Teaching Reinforcement Learning to Think Before It Acts

Agents are easy to impress and hard to trust.

Give a reinforcement learning agent a game, a reward signal, and enough time, and it may discover something brilliant. Or it may discover the dumbest possible way to look successful. In Seaquest, that can mean shooting enemies while ignoring oxygen. In Kangaroo, it can mean punching enemies in a corner instead of climbing toward the joey. Technically, points go up. Strategically, the agent has learned the machine-learning equivalent of optimizing a dashboard while the business burns quietly in the background.

That is the problem behind Boosting Deep Reinforcement Learning using Pretraining with Logical Options, by Ye and colleagues.¹ The paper proposes Hybrid Hierarchical Reinforcement Learning, or H2RL, a two-stage neuro-symbolic reinforcement learning framework.
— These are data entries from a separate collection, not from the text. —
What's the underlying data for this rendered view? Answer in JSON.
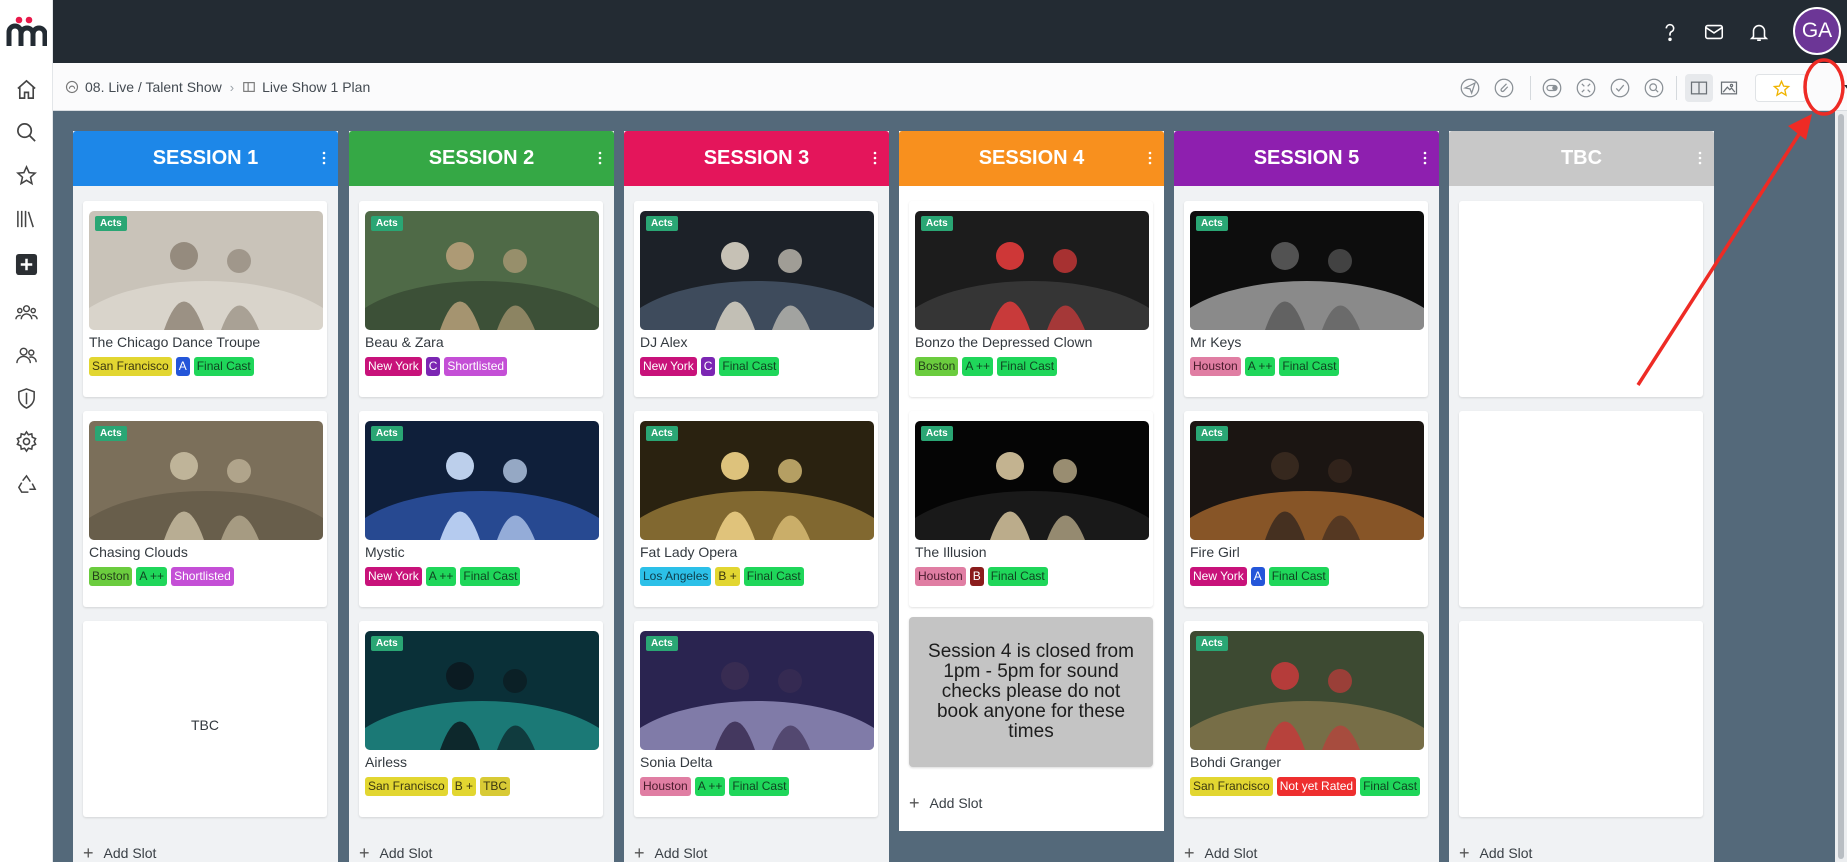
{
  "topbar": {
    "avatar_initials": "GA",
    "icons": [
      "help-icon",
      "mail-icon",
      "bell-icon"
    ]
  },
  "breadcrumb": {
    "workspace": "08. Live / Talent Show",
    "board": "Live Show 1 Plan"
  },
  "colors": {
    "session1": "#1d87e8",
    "session2": "#35a845",
    "session3": "#e4155b",
    "session4": "#f8901e",
    "session5": "#8e1faf",
    "tbc": "#c8c8c8",
    "acts_badge": "#2aa674",
    "annotation": "#ee2b25"
  },
  "columns": [
    {
      "title": "SESSION 1",
      "add_slot": "Add Slot",
      "cards": [
        {
          "badge": "Acts",
          "title": "The Chicago Dance Troupe",
          "tags": [
            {
              "t": "San Francisco",
              "bg": "#e2d631",
              "fg": "#3b3710"
            },
            {
              "t": "A",
              "bg": "#2456d9",
              "fg": "#ffffff"
            },
            {
              "t": "Final Cast",
              "bg": "#1fd65a",
              "fg": "#0f4521"
            }
          ]
        },
        {
          "badge": "Acts",
          "title": "Chasing Clouds",
          "tags": [
            {
              "t": "Boston",
              "bg": "#6bcc3e",
              "fg": "#23401a"
            },
            {
              "t": "A ++",
              "bg": "#1fd65a",
              "fg": "#0f4521"
            },
            {
              "t": "Shortlisted",
              "bg": "#c44fd6",
              "fg": "#ffffff"
            }
          ]
        },
        {
          "empty": "TBC"
        }
      ]
    },
    {
      "title": "SESSION 2",
      "add_slot": "Add Slot",
      "cards": [
        {
          "badge": "Acts",
          "title": "Beau & Zara",
          "tags": [
            {
              "t": "New York",
              "bg": "#c8127a",
              "fg": "#ffffff"
            },
            {
              "t": "C",
              "bg": "#7b26b3",
              "fg": "#ffffff"
            },
            {
              "t": "Shortlisted",
              "bg": "#c44fd6",
              "fg": "#ffffff"
            }
          ]
        },
        {
          "badge": "Acts",
          "title": "Mystic",
          "tags": [
            {
              "t": "New York",
              "bg": "#c8127a",
              "fg": "#ffffff"
            },
            {
              "t": "A ++",
              "bg": "#1fd65a",
              "fg": "#0f4521"
            },
            {
              "t": "Final Cast",
              "bg": "#1fd65a",
              "fg": "#0f4521"
            }
          ]
        },
        {
          "badge": "Acts",
          "title": "Airless",
          "tags": [
            {
              "t": "San Francisco",
              "bg": "#e2d631",
              "fg": "#3b3710"
            },
            {
              "t": "B +",
              "bg": "#e2d631",
              "fg": "#3b3710"
            },
            {
              "t": "TBC",
              "bg": "#d8ca35",
              "fg": "#3b3710"
            }
          ]
        }
      ]
    },
    {
      "title": "SESSION 3",
      "add_slot": "Add Slot",
      "cards": [
        {
          "badge": "Acts",
          "title": "DJ Alex",
          "tags": [
            {
              "t": "New York",
              "bg": "#c8127a",
              "fg": "#ffffff"
            },
            {
              "t": "C",
              "bg": "#7b26b3",
              "fg": "#ffffff"
            },
            {
              "t": "Final Cast",
              "bg": "#1fd65a",
              "fg": "#0f4521"
            }
          ]
        },
        {
          "badge": "Acts",
          "title": "Fat Lady Opera",
          "tags": [
            {
              "t": "Los Angeles",
              "bg": "#2cc0e8",
              "fg": "#0f3d4a"
            },
            {
              "t": "B +",
              "bg": "#e2d631",
              "fg": "#3b3710"
            },
            {
              "t": "Final Cast",
              "bg": "#1fd65a",
              "fg": "#0f4521"
            }
          ]
        },
        {
          "badge": "Acts",
          "title": "Sonia Delta",
          "tags": [
            {
              "t": "Houston",
              "bg": "#e07ea3",
              "fg": "#4a1a2c"
            },
            {
              "t": "A ++",
              "bg": "#1fd65a",
              "fg": "#0f4521"
            },
            {
              "t": "Final Cast",
              "bg": "#1fd65a",
              "fg": "#0f4521"
            }
          ]
        }
      ]
    },
    {
      "title": "SESSION 4",
      "add_slot": "Add Slot",
      "cards": [
        {
          "badge": "Acts",
          "title": "Bonzo the Depressed Clown",
          "tags": [
            {
              "t": "Boston",
              "bg": "#6bcc3e",
              "fg": "#23401a"
            },
            {
              "t": "A ++",
              "bg": "#1fd65a",
              "fg": "#0f4521"
            },
            {
              "t": "Final Cast",
              "bg": "#1fd65a",
              "fg": "#0f4521"
            }
          ]
        },
        {
          "badge": "Acts",
          "title": "The Illusion",
          "tags": [
            {
              "t": "Houston",
              "bg": "#e07ea3",
              "fg": "#4a1a2c"
            },
            {
              "t": "B",
              "bg": "#8a1c1c",
              "fg": "#ffffff"
            },
            {
              "t": "Final Cast",
              "bg": "#1fd65a",
              "fg": "#0f4521"
            }
          ]
        },
        {
          "note": "Session 4 is closed from 1pm - 5pm for sound checks please do not book anyone for these times"
        }
      ]
    },
    {
      "title": "SESSION 5",
      "add_slot": "Add Slot",
      "cards": [
        {
          "badge": "Acts",
          "title": "Mr Keys",
          "tags": [
            {
              "t": "Houston",
              "bg": "#e07ea3",
              "fg": "#4a1a2c"
            },
            {
              "t": "A ++",
              "bg": "#1fd65a",
              "fg": "#0f4521"
            },
            {
              "t": "Final Cast",
              "bg": "#1fd65a",
              "fg": "#0f4521"
            }
          ]
        },
        {
          "badge": "Acts",
          "title": "Fire Girl",
          "tags": [
            {
              "t": "New York",
              "bg": "#c8127a",
              "fg": "#ffffff"
            },
            {
              "t": "A",
              "bg": "#2456d9",
              "fg": "#ffffff"
            },
            {
              "t": "Final Cast",
              "bg": "#1fd65a",
              "fg": "#0f4521"
            }
          ]
        },
        {
          "badge": "Acts",
          "title": "Bohdi Granger",
          "tags": [
            {
              "t": "San Francisco",
              "bg": "#e2d631",
              "fg": "#3b3710"
            },
            {
              "t": "Not yet Rated",
              "bg": "#ee2f2f",
              "fg": "#ffffff"
            },
            {
              "t": "Final Cast",
              "bg": "#1fd65a",
              "fg": "#0f4521"
            }
          ]
        }
      ]
    },
    {
      "title": "TBC",
      "add_slot": "Add Slot",
      "cards": [
        {
          "blank": true
        },
        {
          "blank": true
        },
        {
          "blank": true
        }
      ]
    }
  ]
}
Its central idea is not “make the agent reason symbolically forever.” That would be expensive, brittle, and rather unfashionable in the way only latency can be. The sharper idea is this: use logic and pretrained options during pretraining, let the neural policy internalize the useful structure, then remove the symbolic machinery at deployment.
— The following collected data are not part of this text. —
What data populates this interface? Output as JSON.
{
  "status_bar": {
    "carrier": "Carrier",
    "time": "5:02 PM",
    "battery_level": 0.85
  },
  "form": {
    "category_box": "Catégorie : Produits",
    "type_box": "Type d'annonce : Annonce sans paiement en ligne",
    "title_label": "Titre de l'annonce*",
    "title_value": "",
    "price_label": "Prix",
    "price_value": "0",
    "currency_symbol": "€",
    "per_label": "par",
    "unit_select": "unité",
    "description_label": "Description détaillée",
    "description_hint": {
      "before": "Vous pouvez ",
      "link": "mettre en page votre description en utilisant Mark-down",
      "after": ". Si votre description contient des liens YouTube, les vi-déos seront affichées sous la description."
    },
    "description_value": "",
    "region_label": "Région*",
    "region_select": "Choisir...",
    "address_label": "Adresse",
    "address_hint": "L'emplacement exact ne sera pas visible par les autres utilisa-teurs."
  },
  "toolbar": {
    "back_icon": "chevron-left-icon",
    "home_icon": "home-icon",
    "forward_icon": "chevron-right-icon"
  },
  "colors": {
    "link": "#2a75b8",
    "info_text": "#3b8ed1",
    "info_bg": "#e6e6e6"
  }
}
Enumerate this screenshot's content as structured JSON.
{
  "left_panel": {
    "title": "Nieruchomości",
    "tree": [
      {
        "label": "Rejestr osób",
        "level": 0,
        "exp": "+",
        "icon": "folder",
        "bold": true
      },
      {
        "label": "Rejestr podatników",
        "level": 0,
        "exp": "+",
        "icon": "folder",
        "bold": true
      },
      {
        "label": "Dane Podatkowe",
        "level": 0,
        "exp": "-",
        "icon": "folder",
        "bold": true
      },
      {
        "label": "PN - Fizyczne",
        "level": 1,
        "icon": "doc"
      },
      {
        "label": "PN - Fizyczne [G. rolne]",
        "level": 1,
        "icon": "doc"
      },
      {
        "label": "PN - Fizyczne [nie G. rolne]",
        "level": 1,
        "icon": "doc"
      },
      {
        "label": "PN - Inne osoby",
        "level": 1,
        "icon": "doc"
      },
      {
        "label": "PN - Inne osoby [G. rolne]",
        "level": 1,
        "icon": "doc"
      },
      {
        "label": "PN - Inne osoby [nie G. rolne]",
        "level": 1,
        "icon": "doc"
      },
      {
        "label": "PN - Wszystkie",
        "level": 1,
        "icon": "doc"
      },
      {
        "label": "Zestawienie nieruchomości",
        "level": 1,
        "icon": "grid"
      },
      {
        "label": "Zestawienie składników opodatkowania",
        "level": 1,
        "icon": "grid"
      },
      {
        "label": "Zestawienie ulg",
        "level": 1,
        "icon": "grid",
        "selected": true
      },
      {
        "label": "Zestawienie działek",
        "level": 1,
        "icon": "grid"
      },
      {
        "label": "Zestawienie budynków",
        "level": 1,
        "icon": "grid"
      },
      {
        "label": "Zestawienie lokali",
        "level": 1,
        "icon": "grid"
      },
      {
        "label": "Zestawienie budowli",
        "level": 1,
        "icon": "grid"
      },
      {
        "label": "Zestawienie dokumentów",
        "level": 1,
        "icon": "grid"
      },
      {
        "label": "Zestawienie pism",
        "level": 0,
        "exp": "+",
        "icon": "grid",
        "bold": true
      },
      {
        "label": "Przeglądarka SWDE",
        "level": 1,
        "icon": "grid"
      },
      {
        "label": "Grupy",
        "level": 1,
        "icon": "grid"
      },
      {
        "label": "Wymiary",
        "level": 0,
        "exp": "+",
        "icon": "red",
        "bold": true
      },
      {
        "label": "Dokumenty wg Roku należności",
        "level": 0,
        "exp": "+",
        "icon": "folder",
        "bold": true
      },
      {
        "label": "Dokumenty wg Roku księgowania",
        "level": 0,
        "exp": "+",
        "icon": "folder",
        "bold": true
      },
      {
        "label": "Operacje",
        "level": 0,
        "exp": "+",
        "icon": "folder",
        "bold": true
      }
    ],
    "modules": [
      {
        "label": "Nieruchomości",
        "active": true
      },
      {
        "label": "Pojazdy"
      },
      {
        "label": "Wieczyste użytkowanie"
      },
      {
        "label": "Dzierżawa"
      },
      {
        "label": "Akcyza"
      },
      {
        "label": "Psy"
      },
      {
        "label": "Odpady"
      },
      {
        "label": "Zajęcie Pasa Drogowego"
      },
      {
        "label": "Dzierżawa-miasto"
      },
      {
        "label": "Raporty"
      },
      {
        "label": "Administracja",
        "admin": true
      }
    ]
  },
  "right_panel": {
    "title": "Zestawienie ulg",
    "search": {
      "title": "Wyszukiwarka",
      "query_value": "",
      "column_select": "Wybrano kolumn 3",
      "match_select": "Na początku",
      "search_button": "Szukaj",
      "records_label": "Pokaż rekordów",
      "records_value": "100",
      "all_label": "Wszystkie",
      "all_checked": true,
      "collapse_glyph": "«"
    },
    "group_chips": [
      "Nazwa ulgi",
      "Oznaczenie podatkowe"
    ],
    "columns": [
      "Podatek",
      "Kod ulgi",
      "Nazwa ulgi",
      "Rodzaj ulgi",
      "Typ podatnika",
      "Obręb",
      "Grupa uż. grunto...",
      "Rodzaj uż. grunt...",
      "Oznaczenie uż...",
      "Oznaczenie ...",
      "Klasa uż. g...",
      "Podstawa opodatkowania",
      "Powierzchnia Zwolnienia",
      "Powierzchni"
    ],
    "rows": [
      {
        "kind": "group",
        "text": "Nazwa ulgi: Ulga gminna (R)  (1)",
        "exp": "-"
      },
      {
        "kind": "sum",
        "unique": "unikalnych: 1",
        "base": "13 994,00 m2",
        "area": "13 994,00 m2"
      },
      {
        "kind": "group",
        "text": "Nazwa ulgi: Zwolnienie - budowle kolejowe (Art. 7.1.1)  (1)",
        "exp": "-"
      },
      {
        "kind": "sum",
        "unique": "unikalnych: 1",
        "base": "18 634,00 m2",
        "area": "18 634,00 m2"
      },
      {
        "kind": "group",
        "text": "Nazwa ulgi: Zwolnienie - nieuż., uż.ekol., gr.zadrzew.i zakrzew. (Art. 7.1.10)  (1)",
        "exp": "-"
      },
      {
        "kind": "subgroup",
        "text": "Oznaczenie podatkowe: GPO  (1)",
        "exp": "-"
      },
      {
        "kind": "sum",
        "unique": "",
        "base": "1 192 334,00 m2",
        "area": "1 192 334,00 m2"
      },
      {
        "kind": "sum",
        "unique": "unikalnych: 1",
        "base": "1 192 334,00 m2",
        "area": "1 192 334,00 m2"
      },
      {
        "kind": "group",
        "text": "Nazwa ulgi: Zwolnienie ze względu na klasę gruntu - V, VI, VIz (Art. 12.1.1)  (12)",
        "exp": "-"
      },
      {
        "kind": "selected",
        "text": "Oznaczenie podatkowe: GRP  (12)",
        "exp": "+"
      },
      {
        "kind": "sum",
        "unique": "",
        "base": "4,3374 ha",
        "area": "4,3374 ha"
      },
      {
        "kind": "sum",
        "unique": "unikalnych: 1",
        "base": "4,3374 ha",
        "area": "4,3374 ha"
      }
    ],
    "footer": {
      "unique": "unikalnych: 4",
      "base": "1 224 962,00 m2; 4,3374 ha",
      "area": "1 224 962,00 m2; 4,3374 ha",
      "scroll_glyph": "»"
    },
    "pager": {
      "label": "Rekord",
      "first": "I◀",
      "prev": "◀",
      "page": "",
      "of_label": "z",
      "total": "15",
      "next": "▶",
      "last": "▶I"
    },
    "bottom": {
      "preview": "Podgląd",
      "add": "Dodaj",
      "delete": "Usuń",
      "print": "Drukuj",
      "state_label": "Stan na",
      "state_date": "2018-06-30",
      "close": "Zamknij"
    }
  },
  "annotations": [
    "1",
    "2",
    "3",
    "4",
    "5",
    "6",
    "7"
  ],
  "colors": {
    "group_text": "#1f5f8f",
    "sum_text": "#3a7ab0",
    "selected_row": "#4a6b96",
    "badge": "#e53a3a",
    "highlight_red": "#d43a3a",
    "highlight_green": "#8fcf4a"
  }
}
In other words, H2RL teaches the agent to think before it acts, but does not force it to carry the textbook into the exam room.

The real failure is not low reward but wrong reward-following

A standard reinforcement learning failure story usually starts with sparse rewards: the agent cannot find the good behavior because the useful reward appears too late. This paper focuses on a more irritating failure mode: deceptive dense rewards.

Dense reward is supposed to help. It gives the agent more frequent feedback. But when early feedback is easier to exploit than the real objective, the agent learns the shortcut. The policy is not confused in a random way. It is locally competent and globally stupid.

The paper’s examples are deliberately simple enough to be interpretable. In Seaquest, a policy can earn immediate points by attacking enemies, but the task also requires collecting divers and refilling oxygen. In Kangaroo, the agent can score by attacking enemies, but the intended progression requires climbing through the level. The baseline agent may look productive in the reward curve while failing the actual task. A familiar corporate pattern, sadly.

For business AI, this is the part worth noticing. Many automation systems already optimize measurable proxies: tickets closed, clicks increased, trades executed, inventory moved, time saved. A policy that learns to exploit the easiest measurable signal is not “misaligned” in a science-fiction sense. It is doing exactly what the training setup invited it to do.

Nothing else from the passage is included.